So UX wasn’t just a problem, it was a tangle of many problems involving limited space on the screen (What should we display and where? Will readers understand the concept that the previous fact check is only related to what was just said?), time (How long should we display it in relation to when the politician spoke?) and user interaction (Should our web version allow users to pause the speech or debate to read a related fact check?). It’s an enormously complicated challenge.

* * *

Looking back at my PowerPoint vision of how automated fact-checking would work, we came pretty close. We succeeded in using technology to detect political speech and make relevant fact checks automatically pop up on a video screen. That’s a remarkable achievement, a testament to groundbreaking work by Guess and an incredible team.

But there are plenty of barriers that make it difficult for us to realize the dream and will challenge anyone who tries to tackle this in the future. I hope others can build on our successes, learn from our mistakes, and develop better versions in years to come.

Comments closed

Pop-up fact-checking moves online: Lessons from our user experience testing

We initially wanted to build pop-up fact-checking for a TV screen. But for nearly a year, people have told us in surveys and in coffee shops that they like live fact-checking but they need more information than they can get on a TV.

The testing is a key part of our development of Squash, our groundbreaking live fact-checking product. We started by interviewing a handful of users of our FactStream app. We wanted to know how they found out about the app, how they find fact checks about things they hear on TV, and what they would need to trust live fact-checking. As we saw in our “Red Couch Experiments” in 2018, they were excited about the concept but they wanted more than a TV screen allowed. 

We supplemented those interviews with conversations in coffee shops – “guerilla research” in user experience (UX) terms. And again, the people we spoke with were excited about the concept but wanted more information than a 1740×90 pixel display could accommodate.

The most common request was the ability to access the full published fact-check. Some wanted to know if more than one fact-checker had vetted the claim, and if so, did they all reach the same conclusion? Some just wanted to be able to pause the video. 

Since those things weren’t possible with a conventional TV display, we pivoted and began to imagine what live fact-checking would look like on the web. 

Bringing Pop-Up Fact-Checking to the Web

In an online whiteboard session, our Duke Tech and Check Cooperative team discussed many possibilities for bringing live fact-checking online, and then, our UX team — students Javan Jiang and Dora Pekec and myself — designed a new interface for live fact-checking and tested it in a series of simple open-ended preference surveys. 

In total, 100 people responded to these surveys, in addition to the eight interviews above and a large experiment with 1,500 participants we did late last year about whether users want ratings in on-screen displays (they do). 

A common theme emerged in the new research: Make live fact-checking as non-disruptive to the viewing experience as possible. More specifically, we found three things that users want and need from the live fact-checking experience.

  • Users prefer a fact-checking display beneath the video.

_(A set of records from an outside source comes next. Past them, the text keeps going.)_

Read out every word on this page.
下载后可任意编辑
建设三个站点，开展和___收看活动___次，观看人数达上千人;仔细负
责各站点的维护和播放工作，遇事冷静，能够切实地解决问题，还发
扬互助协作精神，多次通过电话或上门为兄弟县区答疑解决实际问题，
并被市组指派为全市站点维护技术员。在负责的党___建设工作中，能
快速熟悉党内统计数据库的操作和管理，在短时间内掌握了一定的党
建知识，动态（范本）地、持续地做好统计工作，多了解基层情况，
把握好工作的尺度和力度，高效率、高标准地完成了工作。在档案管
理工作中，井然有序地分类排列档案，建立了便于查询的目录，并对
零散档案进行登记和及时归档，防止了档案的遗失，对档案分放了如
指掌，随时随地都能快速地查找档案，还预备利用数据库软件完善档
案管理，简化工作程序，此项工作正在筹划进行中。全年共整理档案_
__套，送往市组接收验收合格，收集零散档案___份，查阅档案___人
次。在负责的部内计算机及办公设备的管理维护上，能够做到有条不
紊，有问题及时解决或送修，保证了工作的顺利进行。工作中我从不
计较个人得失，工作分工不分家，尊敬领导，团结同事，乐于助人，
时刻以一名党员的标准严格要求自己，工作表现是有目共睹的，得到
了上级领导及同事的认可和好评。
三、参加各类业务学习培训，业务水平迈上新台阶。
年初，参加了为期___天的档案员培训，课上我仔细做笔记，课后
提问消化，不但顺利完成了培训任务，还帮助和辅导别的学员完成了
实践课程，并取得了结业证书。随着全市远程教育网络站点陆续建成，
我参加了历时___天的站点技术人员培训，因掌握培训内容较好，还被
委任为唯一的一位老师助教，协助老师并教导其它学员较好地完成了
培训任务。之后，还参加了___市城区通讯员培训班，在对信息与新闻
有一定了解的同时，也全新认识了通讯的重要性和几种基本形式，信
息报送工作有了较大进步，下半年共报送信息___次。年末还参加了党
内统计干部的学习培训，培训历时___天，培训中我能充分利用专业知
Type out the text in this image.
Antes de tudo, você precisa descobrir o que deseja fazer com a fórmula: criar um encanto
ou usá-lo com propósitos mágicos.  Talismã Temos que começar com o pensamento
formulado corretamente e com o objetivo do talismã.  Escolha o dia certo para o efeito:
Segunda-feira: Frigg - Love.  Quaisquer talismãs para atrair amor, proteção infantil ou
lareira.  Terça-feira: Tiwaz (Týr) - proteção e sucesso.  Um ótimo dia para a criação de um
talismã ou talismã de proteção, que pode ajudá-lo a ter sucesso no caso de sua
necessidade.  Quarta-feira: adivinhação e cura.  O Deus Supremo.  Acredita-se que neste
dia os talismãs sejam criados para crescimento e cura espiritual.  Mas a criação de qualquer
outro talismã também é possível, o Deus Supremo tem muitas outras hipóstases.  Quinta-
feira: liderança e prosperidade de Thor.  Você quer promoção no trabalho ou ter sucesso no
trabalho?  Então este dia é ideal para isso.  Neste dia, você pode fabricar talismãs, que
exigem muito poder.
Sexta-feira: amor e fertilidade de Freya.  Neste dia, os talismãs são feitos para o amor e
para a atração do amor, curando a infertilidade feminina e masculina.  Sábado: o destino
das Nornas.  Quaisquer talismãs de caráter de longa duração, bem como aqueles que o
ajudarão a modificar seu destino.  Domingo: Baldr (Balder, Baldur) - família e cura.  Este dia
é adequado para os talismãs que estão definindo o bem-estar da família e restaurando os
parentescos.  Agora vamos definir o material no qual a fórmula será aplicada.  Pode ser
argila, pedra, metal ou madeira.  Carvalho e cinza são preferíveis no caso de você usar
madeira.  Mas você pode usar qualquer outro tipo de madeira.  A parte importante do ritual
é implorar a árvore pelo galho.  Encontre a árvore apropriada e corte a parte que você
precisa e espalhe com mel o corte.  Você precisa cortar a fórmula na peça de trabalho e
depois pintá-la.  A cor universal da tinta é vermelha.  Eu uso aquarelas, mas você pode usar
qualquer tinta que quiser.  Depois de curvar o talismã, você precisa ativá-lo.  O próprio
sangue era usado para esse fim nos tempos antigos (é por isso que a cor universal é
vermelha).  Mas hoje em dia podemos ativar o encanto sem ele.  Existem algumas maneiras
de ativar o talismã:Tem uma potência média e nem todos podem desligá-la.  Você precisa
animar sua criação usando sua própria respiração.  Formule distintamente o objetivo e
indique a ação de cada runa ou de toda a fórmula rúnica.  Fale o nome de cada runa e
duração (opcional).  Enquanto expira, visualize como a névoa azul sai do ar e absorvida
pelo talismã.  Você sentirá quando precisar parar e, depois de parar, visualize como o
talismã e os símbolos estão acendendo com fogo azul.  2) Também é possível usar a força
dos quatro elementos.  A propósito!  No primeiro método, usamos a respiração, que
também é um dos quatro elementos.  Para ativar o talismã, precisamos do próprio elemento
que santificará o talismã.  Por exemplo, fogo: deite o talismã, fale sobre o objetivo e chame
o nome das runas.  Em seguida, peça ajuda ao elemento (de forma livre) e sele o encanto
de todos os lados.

In our initial survey, users could choose if they liked a display beside or beneath the video. About three-quarters of respondents said that a display beneath the video was less disruptive to their viewing, with several telling us that this placement was similar to existing video platforms such as YouTube. 
  •  Users need “persistent onboarding” to make use of the content they get from live fact-checking. A user guide or FAQ is not enough. Squash can’t yet provide real-time fact-checking. It is a system that matches claims made during a televised event to claims previously checked. But users need to be reminded that they are seeing a “related fact-check,” not necessarily a perfect match to the claim they just heard. “Persistent onboarding” means providing users with subtle reminders in the display. For example, when a user hovers over the label “Related Fact Check,” a small box could explain that this is not a real-time fact check but an already published fact check about a similar claim made in the past. This was one of the features users liked most because it kept them from having to find the information themselves.
  • Users prefer all the information that is available on the initial screen. Our first test allowed users to expand the display to see more information about the fact check, such as the publisher of the fact check and an explanation of what statement triggered the system to display a fact check. But users said that having to toggle the display to see this information was disruptive. 
Users told us they wanted more on-screen explanations, sometimes called “persistent onboarding.”

More to Learn

Though we’ve learned a lot, some big questions remain. We still don’t know what live fact-checking looks like under less-than-ideal conditions. For example, how would users react to a fact check when the spoken claim is true but the relevant fact check is about a claim that was false? 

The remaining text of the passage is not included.